Offline Michael J. Scott

  • Status: Jane Austen
  • ***
  • Posts: 370
  • Gender: Male
  • Rochester, NY
    • View Profile
    • Michael J Scott Books
Re: a market of lemons
« Reply #31 on: July 16, 2013, 11:01:46 AM »
Actually, no. Those excellent websites have not been crowded out by the junk.  Not at ALL. That's my point.  The fact is, no matter how much the crooks game the system, the system adjusts to make them invisible. And the proof of that is that you are here.  You use the internet.  If the internet were so impossible to navigate, you wouldn't be here.

We would not all be addicted to the place, reading what we can't get enough of.

There is no crowding on the internet. The shelves are of infinite length.

We are given the illusion that there is a problem because those hustlers are claiming that they can game the system, so they can sell get rich quick schemes to suckers.  But all their games are actually designed to only get to one group of people: suckers.  It's like marketing on Twitter -- if you do all those things that are supposed to make you a Twitter marketing star, all of your thousands of followers will be other people who want to be marketing stars.  And nobody else will see you.

And that's the thing about the internet, the only people who see you are those who want to see you.  You can't use manipulation or "Push Marketing" (the old paradigm of publishing) to force anyone to look at you.

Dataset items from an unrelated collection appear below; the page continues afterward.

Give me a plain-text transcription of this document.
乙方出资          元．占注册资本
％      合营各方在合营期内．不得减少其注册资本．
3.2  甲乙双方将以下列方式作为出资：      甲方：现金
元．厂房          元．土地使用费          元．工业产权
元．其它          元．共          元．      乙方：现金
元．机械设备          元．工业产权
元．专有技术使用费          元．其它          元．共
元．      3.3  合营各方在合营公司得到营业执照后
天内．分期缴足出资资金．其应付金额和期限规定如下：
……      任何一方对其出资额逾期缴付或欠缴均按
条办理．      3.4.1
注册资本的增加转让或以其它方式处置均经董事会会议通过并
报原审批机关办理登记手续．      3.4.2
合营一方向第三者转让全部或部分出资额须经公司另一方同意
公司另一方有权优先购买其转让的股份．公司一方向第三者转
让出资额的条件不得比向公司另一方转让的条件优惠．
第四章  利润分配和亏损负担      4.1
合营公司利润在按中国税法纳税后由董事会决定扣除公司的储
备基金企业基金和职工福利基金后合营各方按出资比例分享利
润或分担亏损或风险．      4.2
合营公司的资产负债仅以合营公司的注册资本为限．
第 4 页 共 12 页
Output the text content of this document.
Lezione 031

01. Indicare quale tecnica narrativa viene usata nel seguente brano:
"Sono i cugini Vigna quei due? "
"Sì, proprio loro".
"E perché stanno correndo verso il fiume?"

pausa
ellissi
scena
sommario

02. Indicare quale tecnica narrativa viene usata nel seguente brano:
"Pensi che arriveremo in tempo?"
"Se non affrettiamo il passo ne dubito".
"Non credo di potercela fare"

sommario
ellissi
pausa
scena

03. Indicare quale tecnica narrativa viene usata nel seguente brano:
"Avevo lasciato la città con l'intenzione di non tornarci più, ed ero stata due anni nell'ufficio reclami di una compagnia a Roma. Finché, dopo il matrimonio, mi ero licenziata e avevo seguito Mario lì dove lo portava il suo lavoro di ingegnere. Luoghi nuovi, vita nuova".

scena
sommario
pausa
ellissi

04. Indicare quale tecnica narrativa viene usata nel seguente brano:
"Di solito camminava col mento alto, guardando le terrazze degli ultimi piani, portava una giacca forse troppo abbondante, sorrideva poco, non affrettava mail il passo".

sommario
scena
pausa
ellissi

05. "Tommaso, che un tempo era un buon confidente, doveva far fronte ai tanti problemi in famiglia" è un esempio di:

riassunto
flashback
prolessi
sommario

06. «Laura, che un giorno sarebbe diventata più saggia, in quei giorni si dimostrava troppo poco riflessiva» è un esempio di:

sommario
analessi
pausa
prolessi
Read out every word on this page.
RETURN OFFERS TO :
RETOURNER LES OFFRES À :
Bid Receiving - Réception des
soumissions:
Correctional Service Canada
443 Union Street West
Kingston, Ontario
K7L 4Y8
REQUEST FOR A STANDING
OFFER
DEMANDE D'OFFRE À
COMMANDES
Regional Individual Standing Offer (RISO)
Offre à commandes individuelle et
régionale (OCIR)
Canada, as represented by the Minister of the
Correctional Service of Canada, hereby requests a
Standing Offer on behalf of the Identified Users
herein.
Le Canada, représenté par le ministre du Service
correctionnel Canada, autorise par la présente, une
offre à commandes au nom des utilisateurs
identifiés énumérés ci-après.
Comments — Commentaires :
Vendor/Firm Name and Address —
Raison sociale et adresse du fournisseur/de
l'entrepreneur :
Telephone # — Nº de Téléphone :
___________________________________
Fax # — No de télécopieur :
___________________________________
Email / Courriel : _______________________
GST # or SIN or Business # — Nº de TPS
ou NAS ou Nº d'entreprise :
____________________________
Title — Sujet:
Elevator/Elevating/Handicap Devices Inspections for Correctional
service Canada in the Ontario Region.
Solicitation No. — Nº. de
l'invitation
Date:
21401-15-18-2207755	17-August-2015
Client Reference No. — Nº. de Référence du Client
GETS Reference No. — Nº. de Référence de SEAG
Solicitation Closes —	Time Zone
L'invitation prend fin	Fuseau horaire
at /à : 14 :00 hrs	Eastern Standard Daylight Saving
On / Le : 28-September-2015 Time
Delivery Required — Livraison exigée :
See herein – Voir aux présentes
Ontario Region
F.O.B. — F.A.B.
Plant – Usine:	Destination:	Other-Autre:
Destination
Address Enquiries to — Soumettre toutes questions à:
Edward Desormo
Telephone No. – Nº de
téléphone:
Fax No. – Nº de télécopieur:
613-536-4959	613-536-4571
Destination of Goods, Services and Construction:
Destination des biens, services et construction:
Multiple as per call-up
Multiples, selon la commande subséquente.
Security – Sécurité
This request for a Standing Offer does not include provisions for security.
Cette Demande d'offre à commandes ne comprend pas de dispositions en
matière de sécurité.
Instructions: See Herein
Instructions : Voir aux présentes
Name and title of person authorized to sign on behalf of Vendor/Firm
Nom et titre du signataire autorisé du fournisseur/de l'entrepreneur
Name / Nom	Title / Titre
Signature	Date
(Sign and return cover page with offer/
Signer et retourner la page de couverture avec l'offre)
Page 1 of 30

We're now in a "Pull Marketing" universe, where the control is in the hands of the audience.

And that's what these sorts of Tsunami Of Swill arguments really go back to: They bemoan the fact that you can't force people to look at you any more.  You can't sell books by how they are placed in bookstores.

It's now all down to genuine word of mouth and genuine content appeal.

And if there are sites out there that you think are crap, but they are succeeding, it's not because they cheated, it's because they appeal to an audience.  And NO site is crowding out another site.

This is true of books as well.

Camille

This.

Well said, Camille. Reading the article, I felt like the guy was positing a dangerous solution in search of a problem. Nostalgic for the days of content control - except that the old gatekeepers stopped giving a rat's behind about quality a long time ago, but just never admitted it.